U.S. Rep. Rahm Emanuel (D-Ill.) has not been shy about questioning the 50-state strategy. The former top adviser to President Bill Clinton says that the election will come down to about 18 states. "The most important thing is what happens in the battleground states," he said on the Charlie Rose Show.
But Dean asserts that the Democrats even have a shot at winning Arizona, McCain's home state. But presidential candidates rarely lose their home state (Sen. George McGovern of South Dakota, the 1972 nominee, was the last).
"Absolutely Arizona is in play," said state Rep. Kyrsten Sinema (D) of Phoenix. "I recently hosted a fundraiser and Howard Dean and (actress) Scarlett Johansson came. Who's going to send them to a state that doesn't count?"
Arizona Gov. Janet Napolitano (D) said she proved in her own statewide races that Democrats can win. "You'd figure it would be a lockdown state for McCain but a third of the voters are undecided. Is it tough? Absolutely. Is it impossible? Absolutely not."
Randy Pullen, chairman of the Arizona Republican Party, said in Napolitano's "wildest dreams they win in Arizona." He said there are 100,0
00 more Republicans than Democrats in the state and McCain's choice of Palin has galvanized the GOP base heading into the final week.
"It's like a football game," Pullen said. "Democrats have done great for three quarters but we're in the fourth quarter now and it's all trending in our direction."
Obama strategists have said that some states will get more resources than others. In other words, it wouldn't make sense for Obama to buy TV ads in Utah when the money would be put to better use in Ohio. They also acknowledge that while the campaign is sending people to every state, only a few battleground states will decide the Nov. 4 election, as in 2000 and 2004.
In many of the close states, officials in both camps have said, Obama and McCain will talk about local issues to reach the voters they believe will vote for them. The result is individual, state by state races instead of a national one.
In Nevada, for example, Obama and McCain have bickered over the proposed nuclear waste repository at Yucca Mountain. Obama, who opposes the repository, has produced a TV ad criticizing McCain's support for it. The storage facility is about 100 miles from Las Vegas.

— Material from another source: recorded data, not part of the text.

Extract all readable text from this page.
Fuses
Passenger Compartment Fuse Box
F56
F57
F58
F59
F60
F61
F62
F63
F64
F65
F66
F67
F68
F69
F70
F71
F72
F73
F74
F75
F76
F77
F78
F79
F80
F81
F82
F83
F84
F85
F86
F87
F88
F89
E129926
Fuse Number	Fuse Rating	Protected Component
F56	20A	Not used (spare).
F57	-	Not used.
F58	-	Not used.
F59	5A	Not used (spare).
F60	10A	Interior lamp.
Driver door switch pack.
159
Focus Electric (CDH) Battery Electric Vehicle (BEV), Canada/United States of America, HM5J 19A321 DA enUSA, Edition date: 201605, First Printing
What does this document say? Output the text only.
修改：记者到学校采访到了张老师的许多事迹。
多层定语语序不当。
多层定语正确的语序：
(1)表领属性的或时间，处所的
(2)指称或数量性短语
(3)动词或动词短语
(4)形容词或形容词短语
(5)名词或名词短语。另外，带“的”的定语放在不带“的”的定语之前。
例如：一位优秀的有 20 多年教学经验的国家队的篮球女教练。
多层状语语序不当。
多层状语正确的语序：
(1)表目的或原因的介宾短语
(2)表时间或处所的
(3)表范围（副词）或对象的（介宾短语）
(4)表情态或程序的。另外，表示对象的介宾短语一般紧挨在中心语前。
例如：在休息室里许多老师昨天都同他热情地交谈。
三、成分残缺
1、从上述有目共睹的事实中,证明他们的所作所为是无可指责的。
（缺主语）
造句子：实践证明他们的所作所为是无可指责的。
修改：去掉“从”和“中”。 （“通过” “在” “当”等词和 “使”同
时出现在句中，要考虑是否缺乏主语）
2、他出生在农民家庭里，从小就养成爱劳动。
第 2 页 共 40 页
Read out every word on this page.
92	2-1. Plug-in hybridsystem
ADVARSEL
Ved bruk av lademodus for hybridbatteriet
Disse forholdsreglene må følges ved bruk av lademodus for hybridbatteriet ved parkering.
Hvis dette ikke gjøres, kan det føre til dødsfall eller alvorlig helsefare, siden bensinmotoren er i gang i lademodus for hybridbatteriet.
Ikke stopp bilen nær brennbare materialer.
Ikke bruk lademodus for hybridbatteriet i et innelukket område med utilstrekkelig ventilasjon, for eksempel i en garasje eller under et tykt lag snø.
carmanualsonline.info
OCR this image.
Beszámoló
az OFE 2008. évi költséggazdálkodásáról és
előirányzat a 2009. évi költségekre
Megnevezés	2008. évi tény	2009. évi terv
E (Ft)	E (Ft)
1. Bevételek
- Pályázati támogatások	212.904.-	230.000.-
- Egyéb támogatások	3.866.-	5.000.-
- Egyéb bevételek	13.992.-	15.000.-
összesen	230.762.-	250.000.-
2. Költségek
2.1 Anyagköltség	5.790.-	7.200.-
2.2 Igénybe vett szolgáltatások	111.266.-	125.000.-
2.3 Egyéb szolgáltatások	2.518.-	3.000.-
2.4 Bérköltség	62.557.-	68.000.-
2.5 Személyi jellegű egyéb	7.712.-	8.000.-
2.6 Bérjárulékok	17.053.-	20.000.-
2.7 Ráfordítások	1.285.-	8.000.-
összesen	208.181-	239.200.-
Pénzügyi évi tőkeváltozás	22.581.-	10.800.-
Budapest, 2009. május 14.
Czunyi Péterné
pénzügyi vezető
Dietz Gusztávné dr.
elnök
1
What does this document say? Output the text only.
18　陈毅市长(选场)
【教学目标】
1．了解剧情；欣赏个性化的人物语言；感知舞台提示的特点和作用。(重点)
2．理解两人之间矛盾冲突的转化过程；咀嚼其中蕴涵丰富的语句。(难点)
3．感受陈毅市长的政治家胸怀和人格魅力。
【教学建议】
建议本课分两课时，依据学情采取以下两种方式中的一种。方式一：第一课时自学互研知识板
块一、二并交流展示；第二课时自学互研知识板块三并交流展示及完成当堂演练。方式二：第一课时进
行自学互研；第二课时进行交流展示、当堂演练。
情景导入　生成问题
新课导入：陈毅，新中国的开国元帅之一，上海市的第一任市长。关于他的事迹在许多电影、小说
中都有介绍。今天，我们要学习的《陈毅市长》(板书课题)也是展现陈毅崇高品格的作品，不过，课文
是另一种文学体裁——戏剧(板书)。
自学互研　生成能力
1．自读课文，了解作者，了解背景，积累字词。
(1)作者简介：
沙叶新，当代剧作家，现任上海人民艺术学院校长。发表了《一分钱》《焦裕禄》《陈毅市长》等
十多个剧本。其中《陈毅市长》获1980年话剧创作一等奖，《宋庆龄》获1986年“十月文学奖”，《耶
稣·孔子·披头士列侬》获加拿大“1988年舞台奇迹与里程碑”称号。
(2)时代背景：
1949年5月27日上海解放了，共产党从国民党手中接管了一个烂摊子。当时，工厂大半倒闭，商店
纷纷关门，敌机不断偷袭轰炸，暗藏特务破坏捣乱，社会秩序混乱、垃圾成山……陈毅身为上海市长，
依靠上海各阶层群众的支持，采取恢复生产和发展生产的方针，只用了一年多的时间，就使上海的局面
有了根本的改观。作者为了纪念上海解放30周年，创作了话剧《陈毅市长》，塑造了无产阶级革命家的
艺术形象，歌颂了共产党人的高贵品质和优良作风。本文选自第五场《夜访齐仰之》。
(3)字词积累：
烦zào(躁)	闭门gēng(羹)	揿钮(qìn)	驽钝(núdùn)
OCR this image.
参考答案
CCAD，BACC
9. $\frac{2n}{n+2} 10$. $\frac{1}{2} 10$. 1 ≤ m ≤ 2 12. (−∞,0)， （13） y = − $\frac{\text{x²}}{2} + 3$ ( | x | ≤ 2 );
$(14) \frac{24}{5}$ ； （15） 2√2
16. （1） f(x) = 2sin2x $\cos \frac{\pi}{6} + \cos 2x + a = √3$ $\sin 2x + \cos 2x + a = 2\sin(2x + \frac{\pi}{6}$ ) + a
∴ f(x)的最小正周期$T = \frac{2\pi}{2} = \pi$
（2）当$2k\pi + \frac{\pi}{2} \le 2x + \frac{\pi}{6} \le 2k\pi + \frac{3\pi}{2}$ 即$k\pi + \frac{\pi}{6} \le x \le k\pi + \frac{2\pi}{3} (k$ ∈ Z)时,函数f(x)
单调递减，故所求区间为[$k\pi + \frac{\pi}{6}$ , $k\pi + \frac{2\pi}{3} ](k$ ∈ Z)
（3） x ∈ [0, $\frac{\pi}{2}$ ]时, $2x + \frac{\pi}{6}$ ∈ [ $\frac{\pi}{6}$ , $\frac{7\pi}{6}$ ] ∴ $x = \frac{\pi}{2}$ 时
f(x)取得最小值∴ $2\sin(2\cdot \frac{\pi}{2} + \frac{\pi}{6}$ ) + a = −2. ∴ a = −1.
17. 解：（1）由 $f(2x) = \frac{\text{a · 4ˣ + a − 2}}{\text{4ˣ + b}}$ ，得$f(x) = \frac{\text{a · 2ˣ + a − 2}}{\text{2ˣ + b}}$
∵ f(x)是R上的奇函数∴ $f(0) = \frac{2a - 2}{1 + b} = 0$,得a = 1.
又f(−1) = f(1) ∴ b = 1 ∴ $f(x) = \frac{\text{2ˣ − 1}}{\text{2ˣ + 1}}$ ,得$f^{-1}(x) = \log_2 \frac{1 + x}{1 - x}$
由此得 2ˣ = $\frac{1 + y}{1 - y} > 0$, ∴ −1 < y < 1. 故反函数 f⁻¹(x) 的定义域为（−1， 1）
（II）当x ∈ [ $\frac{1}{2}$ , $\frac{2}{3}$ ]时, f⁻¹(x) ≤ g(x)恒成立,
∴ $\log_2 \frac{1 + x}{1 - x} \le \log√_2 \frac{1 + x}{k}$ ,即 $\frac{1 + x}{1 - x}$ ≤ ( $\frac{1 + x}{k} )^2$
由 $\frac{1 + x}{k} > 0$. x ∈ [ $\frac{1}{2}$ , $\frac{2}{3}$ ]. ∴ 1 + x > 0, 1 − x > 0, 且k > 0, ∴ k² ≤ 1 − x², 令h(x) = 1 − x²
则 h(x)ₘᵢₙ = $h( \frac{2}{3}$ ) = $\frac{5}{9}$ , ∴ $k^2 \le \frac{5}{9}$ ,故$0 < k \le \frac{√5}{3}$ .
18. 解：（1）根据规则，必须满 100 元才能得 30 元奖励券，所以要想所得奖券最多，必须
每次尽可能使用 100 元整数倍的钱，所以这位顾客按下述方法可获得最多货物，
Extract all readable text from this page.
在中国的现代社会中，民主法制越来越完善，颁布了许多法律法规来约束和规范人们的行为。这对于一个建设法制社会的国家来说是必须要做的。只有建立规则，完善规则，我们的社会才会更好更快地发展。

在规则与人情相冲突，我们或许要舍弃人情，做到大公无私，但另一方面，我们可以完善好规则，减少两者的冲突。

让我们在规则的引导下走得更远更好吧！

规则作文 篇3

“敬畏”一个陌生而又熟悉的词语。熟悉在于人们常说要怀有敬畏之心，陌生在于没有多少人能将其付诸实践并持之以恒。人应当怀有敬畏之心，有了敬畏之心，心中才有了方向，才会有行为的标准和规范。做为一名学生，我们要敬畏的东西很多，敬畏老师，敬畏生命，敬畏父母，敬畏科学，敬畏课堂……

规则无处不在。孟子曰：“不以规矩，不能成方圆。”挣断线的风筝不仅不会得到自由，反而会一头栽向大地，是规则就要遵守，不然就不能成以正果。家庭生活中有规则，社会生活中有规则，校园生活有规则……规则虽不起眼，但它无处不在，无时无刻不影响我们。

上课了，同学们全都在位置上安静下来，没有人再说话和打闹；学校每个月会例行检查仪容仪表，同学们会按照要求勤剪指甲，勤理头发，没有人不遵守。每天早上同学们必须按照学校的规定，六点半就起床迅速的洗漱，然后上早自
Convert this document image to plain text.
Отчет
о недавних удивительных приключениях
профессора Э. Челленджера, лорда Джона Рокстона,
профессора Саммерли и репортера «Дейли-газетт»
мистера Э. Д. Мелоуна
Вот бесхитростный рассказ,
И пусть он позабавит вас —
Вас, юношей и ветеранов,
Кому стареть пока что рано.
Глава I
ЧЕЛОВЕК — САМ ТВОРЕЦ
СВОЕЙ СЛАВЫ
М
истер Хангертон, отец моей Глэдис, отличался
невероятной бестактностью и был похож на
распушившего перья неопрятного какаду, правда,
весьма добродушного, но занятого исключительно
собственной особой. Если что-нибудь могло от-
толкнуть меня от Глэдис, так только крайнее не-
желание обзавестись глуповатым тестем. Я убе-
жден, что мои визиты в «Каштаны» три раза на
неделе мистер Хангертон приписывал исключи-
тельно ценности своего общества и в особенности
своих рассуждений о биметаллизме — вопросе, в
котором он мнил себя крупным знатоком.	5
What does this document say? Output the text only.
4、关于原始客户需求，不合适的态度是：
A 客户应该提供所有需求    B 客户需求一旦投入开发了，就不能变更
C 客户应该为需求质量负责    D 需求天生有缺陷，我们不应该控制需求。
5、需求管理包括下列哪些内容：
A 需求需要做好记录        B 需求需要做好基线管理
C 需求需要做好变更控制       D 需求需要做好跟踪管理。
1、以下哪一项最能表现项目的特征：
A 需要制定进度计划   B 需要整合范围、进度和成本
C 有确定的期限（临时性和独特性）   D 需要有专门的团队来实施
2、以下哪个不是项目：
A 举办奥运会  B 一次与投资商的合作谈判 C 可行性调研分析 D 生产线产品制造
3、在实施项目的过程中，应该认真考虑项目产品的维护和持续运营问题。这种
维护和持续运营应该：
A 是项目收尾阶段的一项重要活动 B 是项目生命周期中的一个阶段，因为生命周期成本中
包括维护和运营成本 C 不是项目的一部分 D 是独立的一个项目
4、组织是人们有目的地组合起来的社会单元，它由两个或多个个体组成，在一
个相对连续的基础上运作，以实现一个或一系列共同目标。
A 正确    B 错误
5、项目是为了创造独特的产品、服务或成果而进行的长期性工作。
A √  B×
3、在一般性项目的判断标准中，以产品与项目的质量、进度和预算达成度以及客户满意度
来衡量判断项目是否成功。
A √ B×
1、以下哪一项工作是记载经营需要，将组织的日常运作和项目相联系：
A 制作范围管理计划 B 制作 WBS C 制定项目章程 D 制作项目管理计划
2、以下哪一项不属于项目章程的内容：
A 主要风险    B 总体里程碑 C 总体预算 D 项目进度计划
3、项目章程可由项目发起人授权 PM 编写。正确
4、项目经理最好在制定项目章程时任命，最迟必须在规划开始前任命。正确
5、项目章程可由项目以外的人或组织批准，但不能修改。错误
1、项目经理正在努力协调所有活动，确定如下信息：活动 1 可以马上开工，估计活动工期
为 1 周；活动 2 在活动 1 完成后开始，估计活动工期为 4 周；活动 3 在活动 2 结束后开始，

During a stop last month in Wilmington, Ohio, the hub of air cargo carrier DHL, McCain promised a federal antitrust review of a DHL plan to partner with UPS to carry its air shipments, threatening over 6,000 Ohio jobs. Early this month, Obama told striking airline service workers at the Los Angeles International Airport that the industry should meet their demands for higher pay and better working conditions.